For an economic solution to an economic problem (rather than a religious or military solution), there is need for a source of money and a plan for its investment. The unrest is causing threats against those who exercise power and collect revenues in the Middle East, particularly the wealthy countries including Saudi Arabia, which would be a natural funder of major economic interventions. Indeed, Saudi Arabia has begun to indicate its willingness to help, at least in the neighboring country of Bahrain. Whether support will be equally extended to a monarchy as to a fledgling democracy remains to be seen, but the need to support stability over widespread disorder should motivate such economic programs.

The natural recommendation for economic interventions in the Middle East would be similar to programs to overcome unemployment in the West: a major jobs program.
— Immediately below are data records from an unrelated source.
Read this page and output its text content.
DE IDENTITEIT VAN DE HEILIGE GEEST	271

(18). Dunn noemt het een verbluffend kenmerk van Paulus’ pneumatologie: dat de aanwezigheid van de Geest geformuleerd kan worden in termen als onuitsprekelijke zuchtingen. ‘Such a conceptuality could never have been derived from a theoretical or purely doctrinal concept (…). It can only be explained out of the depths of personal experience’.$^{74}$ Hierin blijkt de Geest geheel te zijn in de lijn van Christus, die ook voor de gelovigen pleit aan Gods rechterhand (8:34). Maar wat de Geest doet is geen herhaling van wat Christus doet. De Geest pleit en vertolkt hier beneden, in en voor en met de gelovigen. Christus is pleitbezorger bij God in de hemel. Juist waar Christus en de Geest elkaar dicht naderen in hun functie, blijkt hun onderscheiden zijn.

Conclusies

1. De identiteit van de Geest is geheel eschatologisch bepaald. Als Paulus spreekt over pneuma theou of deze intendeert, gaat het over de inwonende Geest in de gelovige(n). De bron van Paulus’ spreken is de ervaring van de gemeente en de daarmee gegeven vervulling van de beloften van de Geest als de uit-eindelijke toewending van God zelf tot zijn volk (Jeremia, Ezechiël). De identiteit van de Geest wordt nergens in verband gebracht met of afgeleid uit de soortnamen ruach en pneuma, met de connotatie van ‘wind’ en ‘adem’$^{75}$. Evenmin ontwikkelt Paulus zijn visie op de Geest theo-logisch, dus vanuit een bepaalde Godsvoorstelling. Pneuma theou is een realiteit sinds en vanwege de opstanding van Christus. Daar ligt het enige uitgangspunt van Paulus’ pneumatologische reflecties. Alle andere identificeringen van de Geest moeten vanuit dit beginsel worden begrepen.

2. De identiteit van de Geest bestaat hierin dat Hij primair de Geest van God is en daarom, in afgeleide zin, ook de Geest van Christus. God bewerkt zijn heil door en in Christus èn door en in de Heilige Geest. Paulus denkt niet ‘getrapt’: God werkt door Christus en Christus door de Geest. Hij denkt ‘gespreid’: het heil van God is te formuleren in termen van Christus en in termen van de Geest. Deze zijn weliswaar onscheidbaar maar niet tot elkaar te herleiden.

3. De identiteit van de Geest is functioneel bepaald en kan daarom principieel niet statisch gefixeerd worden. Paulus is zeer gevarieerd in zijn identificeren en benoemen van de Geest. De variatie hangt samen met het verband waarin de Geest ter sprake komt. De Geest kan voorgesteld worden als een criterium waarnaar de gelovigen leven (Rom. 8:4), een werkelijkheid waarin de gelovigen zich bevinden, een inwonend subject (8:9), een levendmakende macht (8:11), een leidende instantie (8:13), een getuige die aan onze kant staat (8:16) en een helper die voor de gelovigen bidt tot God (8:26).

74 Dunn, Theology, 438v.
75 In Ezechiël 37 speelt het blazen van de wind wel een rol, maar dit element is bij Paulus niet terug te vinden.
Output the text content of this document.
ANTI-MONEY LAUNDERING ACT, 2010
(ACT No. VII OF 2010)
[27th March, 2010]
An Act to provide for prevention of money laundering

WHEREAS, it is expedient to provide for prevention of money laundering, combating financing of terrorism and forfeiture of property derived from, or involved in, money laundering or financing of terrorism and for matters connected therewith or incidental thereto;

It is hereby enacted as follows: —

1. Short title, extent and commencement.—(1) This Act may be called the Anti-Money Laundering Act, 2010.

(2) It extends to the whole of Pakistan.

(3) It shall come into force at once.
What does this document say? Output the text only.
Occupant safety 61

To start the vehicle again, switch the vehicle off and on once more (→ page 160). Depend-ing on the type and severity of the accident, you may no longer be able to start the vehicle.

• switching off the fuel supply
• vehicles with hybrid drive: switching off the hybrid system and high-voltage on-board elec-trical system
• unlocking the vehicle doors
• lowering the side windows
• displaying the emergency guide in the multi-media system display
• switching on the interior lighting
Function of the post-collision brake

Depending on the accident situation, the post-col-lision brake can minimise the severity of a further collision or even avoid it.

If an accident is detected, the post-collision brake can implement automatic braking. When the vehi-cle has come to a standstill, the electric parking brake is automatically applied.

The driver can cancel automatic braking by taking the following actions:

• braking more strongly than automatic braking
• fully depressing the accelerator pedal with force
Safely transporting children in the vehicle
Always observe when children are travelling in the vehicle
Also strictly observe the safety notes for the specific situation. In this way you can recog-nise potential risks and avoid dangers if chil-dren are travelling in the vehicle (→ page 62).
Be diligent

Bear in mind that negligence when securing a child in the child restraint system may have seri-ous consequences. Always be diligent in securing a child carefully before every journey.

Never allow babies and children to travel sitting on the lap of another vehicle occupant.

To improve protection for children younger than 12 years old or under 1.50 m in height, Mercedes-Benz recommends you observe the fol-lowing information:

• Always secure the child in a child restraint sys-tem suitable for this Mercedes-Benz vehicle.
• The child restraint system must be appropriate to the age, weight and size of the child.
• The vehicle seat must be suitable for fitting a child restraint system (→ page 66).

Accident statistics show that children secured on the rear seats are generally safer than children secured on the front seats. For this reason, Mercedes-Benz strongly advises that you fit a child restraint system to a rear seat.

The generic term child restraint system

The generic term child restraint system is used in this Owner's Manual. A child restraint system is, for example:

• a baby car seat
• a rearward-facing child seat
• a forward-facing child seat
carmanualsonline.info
Such a program could be in part similar to Depression-era infrastructure-building, though effective programs should be based upon complex systems science concepts.[3] and the programs would have to be customized for their context.

In addition to the funding of such a program by wealthy countries, there is need for effective organization. Here western countries, including the US, might play a major role. Among the specific organizations, the US Army Corp of Engineers (USACE) has particularly relevant capabilities today: Rapid development of large engineering programs. Historically, it was very involved in New Deal projects.

Global interdependence in the financial crisis resulted in global interventions in banking. Our analysis suggests that even though development is highly non-uniform, unemployment and food shocks in the aftermath of the economic crises is a global problem requiring global action.

[1] R. Roushdy, A. Elbadawy, M. Sieverding and C. Krafft, “Chapter 4: Employment” in “Survey of Young People in Egypt, Final Report.” Population Council, (2010) 87-104.

[2] R. Assaad, C. Binzel, M. Gadallah, “Transitions to Employment and Marriage among Young Men in Egypt.” Middle East Development Journal, Vol. 2, No. 1, (2010) 39–88. DOI: 10.1142/ S1793812010000162.

[3] Y. Bar-Yam, "Chapter 14: International Development" in "Making Things Work: Solving Complex Problems in a Complex World." Knowledge Press, (2005) 201-216.